Wirtschaft

Geldpolitik zeigt schwache Wirkung EZB misst steigende Kreditvergabe

Steuert den umfangreichsten Markteingriff in der Geschichte der Gemeinschaftswährung: EZB-Chef Mario Draghi.

Steuert den umfangreichsten Markteingriff in der Geschichte der Gemeinschaftswährung: EZB-Chef Mario Draghi.

(Foto: REUTERS)

Die Schleusen sind offen, die Stellschrauben fast am Anschlag: Seit Monaten pumpen die Währungshüter mit aller Macht Geld in den gemeinsamen europäischen Währungsraum. Die Kennzahlen setzen sich jedoch nur sehr langsam in Bewegung.

Die massive Geldflut der Europäischen Zentralbank (EZB) treibt die Kreditvergabe der Banken im Euro-Raum langsamer an als erwartet. Die Institute vergaben im August 1,0 Prozent mehr Darlehen an private Kunden als ein Jahr zuvor, wie die EZB mitteilte. Experten hatten allerdings mit einem etwas stärkeren Plus von 1,1 Prozent gerechnet.

Zum Vergleich: Im Juli lag der Zuwachs bei 0,9 Prozent. Die Notenbank kauft seit März Anleihen in großen Stil und will bis Herbst 2016 Bonds im Wert von 1,14 Billionen Euro in ihre Bücher nehmen. Mit der Geldschwemme will EZB-Präsident Mario Draghi Staatsanleihen für Banken unattraktiv machen und die Institute so dazu anregen, mehr Kredite zu vergeben.

Geringes Inflationsrisiko?

Die für den Währungsraum wichtige Geldmenge M3 wuchs im September um 4,8 Prozent.
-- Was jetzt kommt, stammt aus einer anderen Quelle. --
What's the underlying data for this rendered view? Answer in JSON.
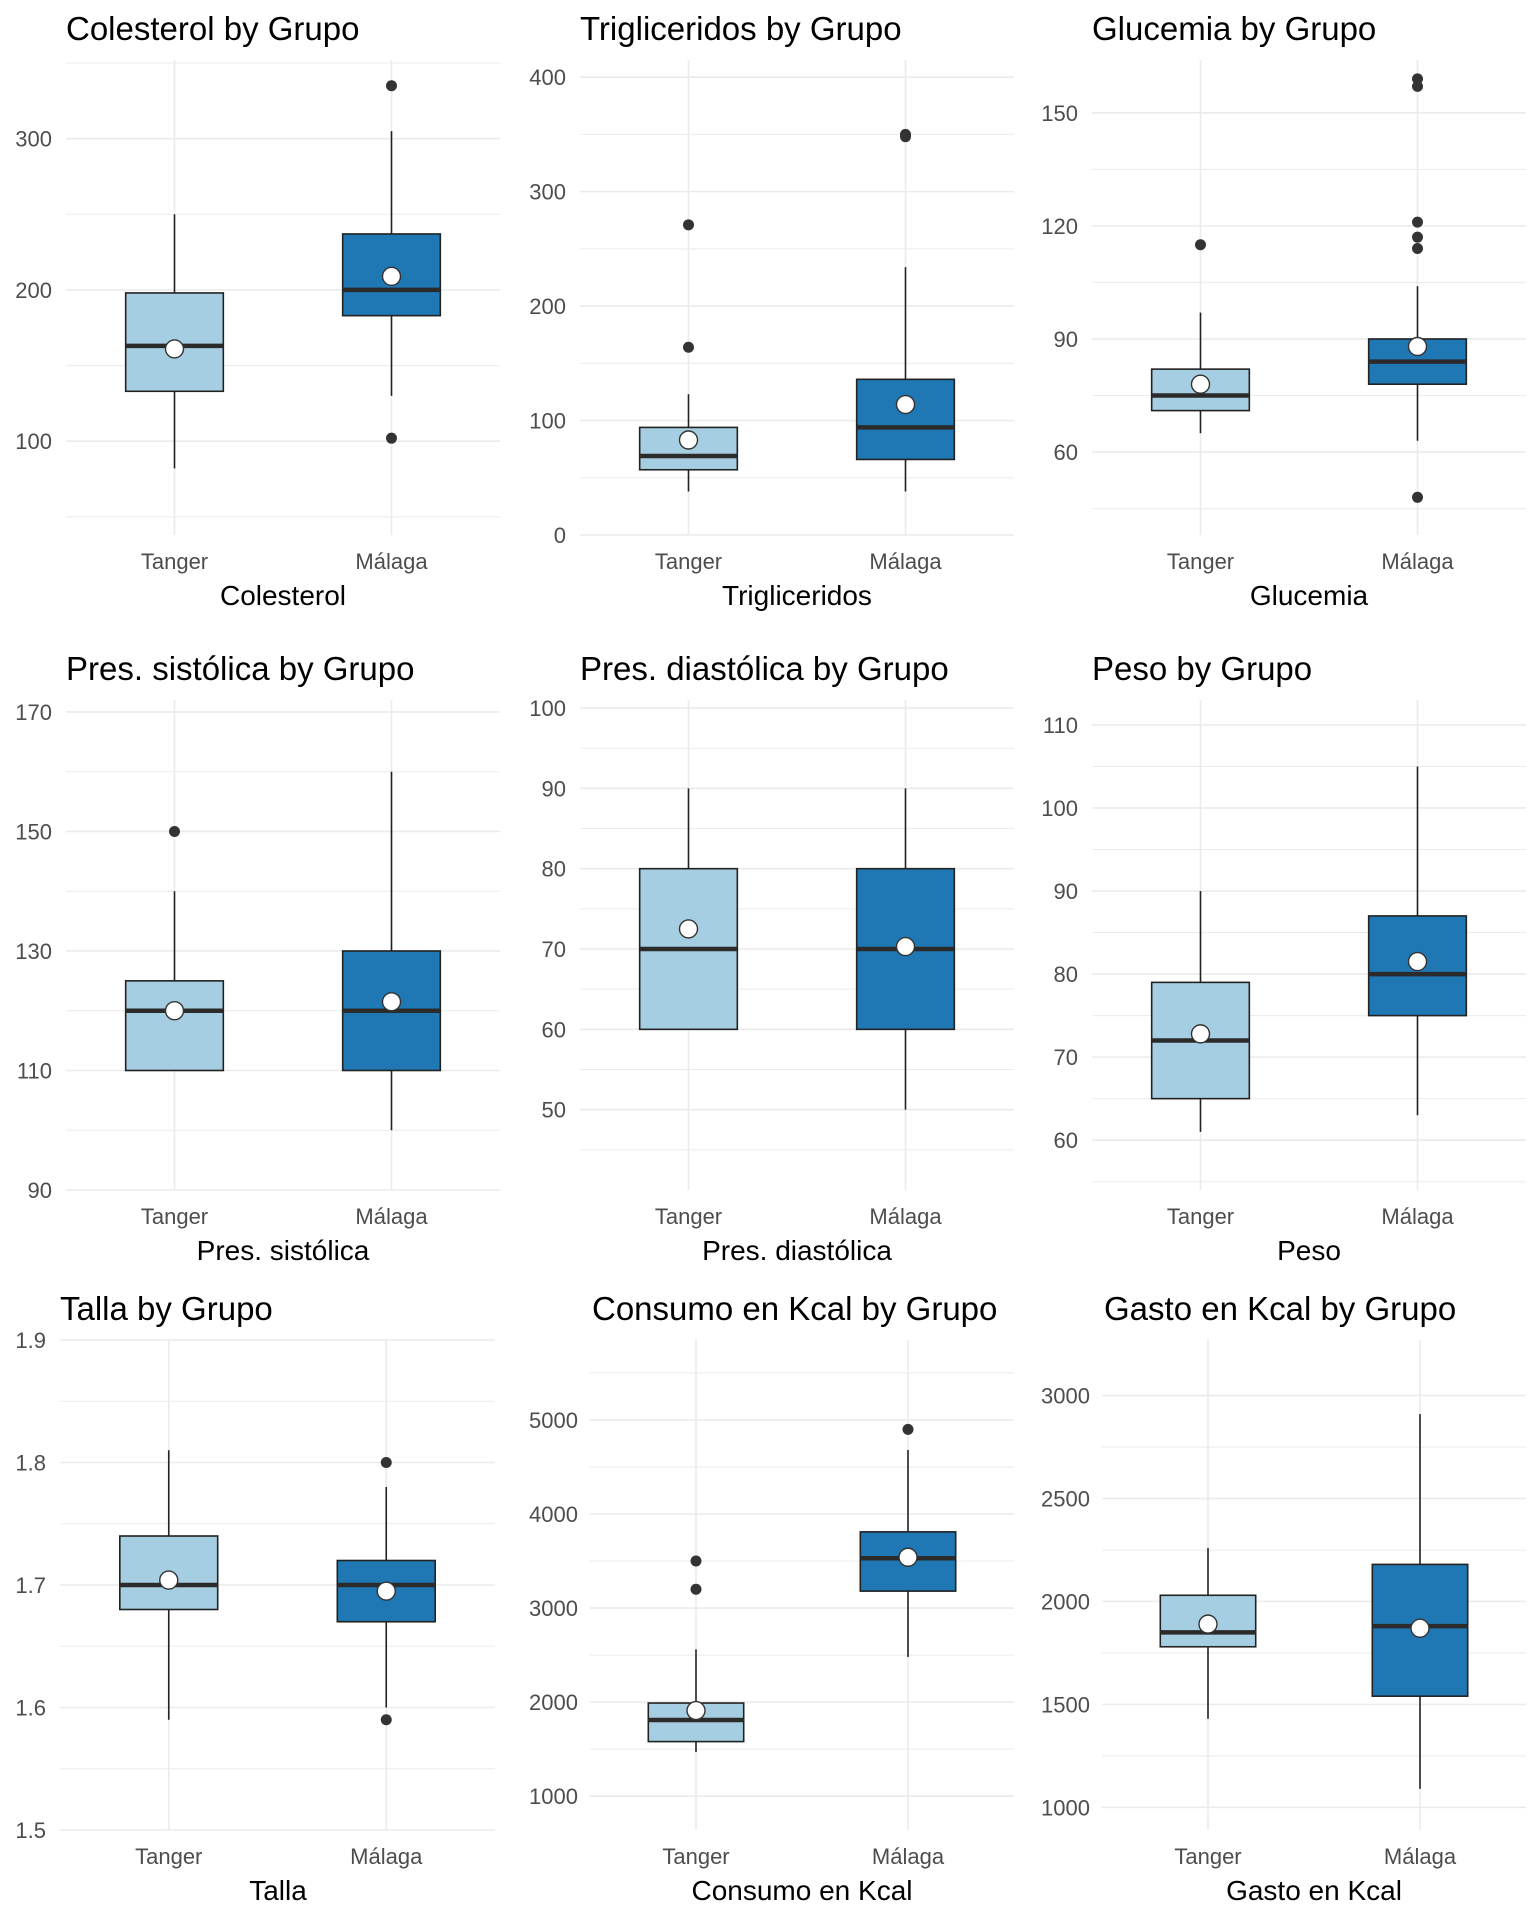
{
  "colors": {
    "tanger": "#a6cee3",
    "malaga": "#1f78b4",
    "outline": "#222222",
    "median": "#2b2b2b",
    "grid": "#ebebeb",
    "mean": "#ffffff"
  },
  "chart_data": [
    {
      "type": "box",
      "title": "Colesterol by Grupo",
      "xlabel": "Colesterol",
      "categories": [
        "Tanger",
        "Málaga"
      ],
      "ylim": [
        38,
        352
      ],
      "yticks": [
        100,
        200,
        300
      ],
      "ytick_labels": [
        "100",
        "200",
        "300"
      ],
      "yminor": [
        50,
        150,
        250,
        350
      ],
      "boxes": [
        {
          "group": "Tanger",
          "lower": 82,
          "q1": 133,
          "median": 163,
          "q3": 198,
          "upper": 250,
          "mean": 161,
          "outliers": []
        },
        {
          "group": "Málaga",
          "lower": 130,
          "q1": 183,
          "median": 200,
          "q3": 237,
          "upper": 305,
          "mean": 209,
          "outliers": [
            335,
            102
          ]
        }
      ]
    },
    {
      "type": "box",
      "title": "Trigliceridos by Grupo",
      "xlabel": "Trigliceridos",
      "categories": [
        "Tanger",
        "Málaga"
      ],
      "ylim": [
        0,
        415
      ],
      "yticks": [
        0,
        100,
        200,
        300,
        400
      ],
      "ytick_labels": [
        "0",
        "100",
        "200",
        "300",
        "400"
      ],
      "yminor": [
        50,
        150,
        250,
        350
      ],
      "boxes": [
        {
          "group": "Tanger",
          "lower": 38,
          "q1": 57,
          "median": 69,
          "q3": 94,
          "upper": 123,
          "mean": 83,
          "outliers": [
            271,
            164
          ]
        },
        {
          "group": "Málaga",
          "lower": 38,
          "q1": 66,
          "median": 94,
          "q3": 136,
          "upper": 234,
          "mean": 114,
          "outliers": [
            350,
            348
          ]
        }
      ]
    },
    {
      "type": "box",
      "title": "Glucemia by Grupo",
      "xlabel": "Glucemia",
      "categories": [
        "Tanger",
        "Málaga"
      ],
      "ylim": [
        38,
        164
      ],
      "yticks": [
        60,
        90,
        120,
        150
      ],
      "ytick_labels": [
        "60",
        "90",
        "120",
        "150"
      ],
      "yminor": [
        45,
        75,
        105,
        135
      ],
      "boxes": [
        {
          "group": "Tanger",
          "lower": 65,
          "q1": 71,
          "median": 75,
          "q3": 82,
          "upper": 97,
          "mean": 78,
          "outliers": [
            115
          ]
        },
        {
          "group": "Málaga",
          "lower": 63,
          "q1": 78,
          "median": 84,
          "q3": 90,
          "upper": 104,
          "mean": 88,
          "outliers": [
            159,
            157,
            121,
            117,
            114,
            48
          ]
        }
      ]
    },
    {
      "type": "box",
      "title": "Pres. sistólica by Grupo",
      "xlabel": "Pres. sistólica",
      "categories": [
        "Tanger",
        "Málaga"
      ],
      "ylim": [
        90,
        172
      ],
      "yticks": [
        90,
        110,
        130,
        150,
        170
      ],
      "ytick_labels": [
        "90",
        "110",
        "130",
        "150",
        "170"
      ],
      "yminor": [
        100,
        120,
        140,
        160
      ],
      "boxes": [
        {
          "group": "Tanger",
          "lower": 110,
          "q1": 110,
          "median": 120,
          "q3": 125,
          "upper": 140,
          "mean": 120,
          "outliers": [
            150
          ]
        },
        {
          "group": "Málaga",
          "lower": 100,
          "q1": 110,
          "median": 120,
          "q3": 130,
          "upper": 160,
          "mean": 121.5,
          "outliers": []
        }
      ]
    },
    {
      "type": "box",
      "title": "Pres. diastólica by Grupo",
      "xlabel": "Pres. diastólica",
      "categories": [
        "Tanger",
        "Málaga"
      ],
      "ylim": [
        40,
        101
      ],
      "yticks": [
        50,
        60,
        70,
        80,
        90,
        100
      ],
      "ytick_labels": [
        "50",
        "60",
        "70",
        "80",
        "90",
        "100"
      ],
      "yminor": [
        45,
        55,
        65,
        75,
        85,
        95
      ],
      "boxes": [
        {
          "group": "Tanger",
          "lower": 60,
          "q1": 60,
          "median": 70,
          "q3": 80,
          "upper": 90,
          "mean": 72.5,
          "outliers": []
        },
        {
          "group": "Málaga",
          "lower": 50,
          "q1": 60,
          "median": 70,
          "q3": 80,
          "upper": 90,
          "mean": 70.3,
          "outliers": []
        }
      ]
    },
    {
      "type": "box",
      "title": "Peso by Grupo",
      "xlabel": "Peso",
      "categories": [
        "Tanger",
        "Málaga"
      ],
      "ylim": [
        54,
        113
      ],
      "yticks": [
        60,
        70,
        80,
        90,
        100,
        110
      ],
      "ytick_labels": [
        "60",
        "70",
        "80",
        "90",
        "100",
        "110"
      ],
      "yminor": [
        55,
        65,
        75,
        85,
        95,
        105
      ],
      "boxes": [
        {
          "group": "Tanger",
          "lower": 61,
          "q1": 65,
          "median": 72,
          "q3": 79,
          "upper": 90,
          "mean": 72.8,
          "outliers": []
        },
        {
          "group": "Málaga",
          "lower": 63,
          "q1": 75,
          "median": 80,
          "q3": 87,
          "upper": 105,
          "mean": 81.5,
          "outliers": []
        }
      ]
    },
    {
      "type": "box",
      "title": "Talla by Grupo",
      "xlabel": "Talla",
      "categories": [
        "Tanger",
        "Málaga"
      ],
      "ylim": [
        1.5,
        1.9
      ],
      "yticks": [
        1.5,
        1.6,
        1.7,
        1.8,
        1.9
      ],
      "ytick_labels": [
        "1.5",
        "1.6",
        "1.7",
        "1.8",
        "1.9"
      ],
      "yminor": [
        1.55,
        1.65,
        1.75,
        1.85
      ],
      "boxes": [
        {
          "group": "Tanger",
          "lower": 1.59,
          "q1": 1.68,
          "median": 1.7,
          "q3": 1.74,
          "upper": 1.81,
          "mean": 1.704,
          "outliers": []
        },
        {
          "group": "Málaga",
          "lower": 1.6,
          "q1": 1.67,
          "median": 1.7,
          "q3": 1.72,
          "upper": 1.78,
          "mean": 1.695,
          "outliers": [
            1.8,
            1.59
          ]
        }
      ]
    },
    {
      "type": "box",
      "title": "Consumo en Kcal by Grupo",
      "xlabel": "Consumo en Kcal",
      "categories": [
        "Tanger",
        "Málaga"
      ],
      "ylim": [
        640,
        5850
      ],
      "yticks": [
        1000,
        2000,
        3000,
        4000,
        5000
      ],
      "ytick_labels": [
        "1000",
        "2000",
        "3000",
        "4000",
        "5000"
      ],
      "yminor": [
        1500,
        2500,
        3500,
        4500,
        5500
      ],
      "boxes": [
        {
          "group": "Tanger",
          "lower": 1470,
          "q1": 1580,
          "median": 1810,
          "q3": 1990,
          "upper": 2560,
          "mean": 1910,
          "outliers": [
            3500,
            3200
          ]
        },
        {
          "group": "Málaga",
          "lower": 2480,
          "q1": 3180,
          "median": 3530,
          "q3": 3810,
          "upper": 4680,
          "mean": 3540,
          "outliers": [
            4900
          ]
        }
      ]
    },
    {
      "type": "box",
      "title": "Gasto en Kcal by Grupo",
      "xlabel": "Gasto en Kcal",
      "categories": [
        "Tanger",
        "Málaga"
      ],
      "ylim": [
        890,
        3270
      ],
      "yticks": [
        1000,
        1500,
        2000,
        2500,
        3000
      ],
      "ytick_labels": [
        "1000",
        "1500",
        "2000",
        "2500",
        "3000"
      ],
      "yminor": [
        1250,
        1750,
        2250,
        2750
      ],
      "boxes": [
        {
          "group": "Tanger",
          "lower": 1430,
          "q1": 1780,
          "median": 1850,
          "q3": 2030,
          "upper": 2260,
          "mean": 1890,
          "outliers": []
        },
        {
          "group": "Málaga",
          "lower": 1090,
          "q1": 1540,
          "median": 1880,
          "q3": 2180,
          "upper": 2910,
          "mean": 1870,
          "outliers": []
        }
      ]
    }
  ]
}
Experten hatten mit einem Anstieg von 5,3 Prozent gerechnet. Die Geldmenge M3 umfasst unter anderem Bargeld, Einlagen auf Girokonten, kurzfristige Geldmarktpapiere sowie Schuldverschreibungen mit bis zu zwei Jahren Laufzeit.

Steigt M3 stark an, gilt dies als ein Signal für zunehmende Inflationsrisiken. Zurzeit besteht diese Gefahr aber nicht, denn die Teuerung in der Eurozone lag im August bei nur 0,1 Prozent. Stabile Preise sehen die Währungshüter bei einer Inflation von knapp unter 2,0 Prozent gewährleistet, weil dieser Wert als ideal für die Wirtschaftsentwicklung gilt - und vor allem genügend Raum nach unten lässt. Denn so viel ist sicher: Fallende Preise treffen einen Währungsraum härter als eine milde Inflation.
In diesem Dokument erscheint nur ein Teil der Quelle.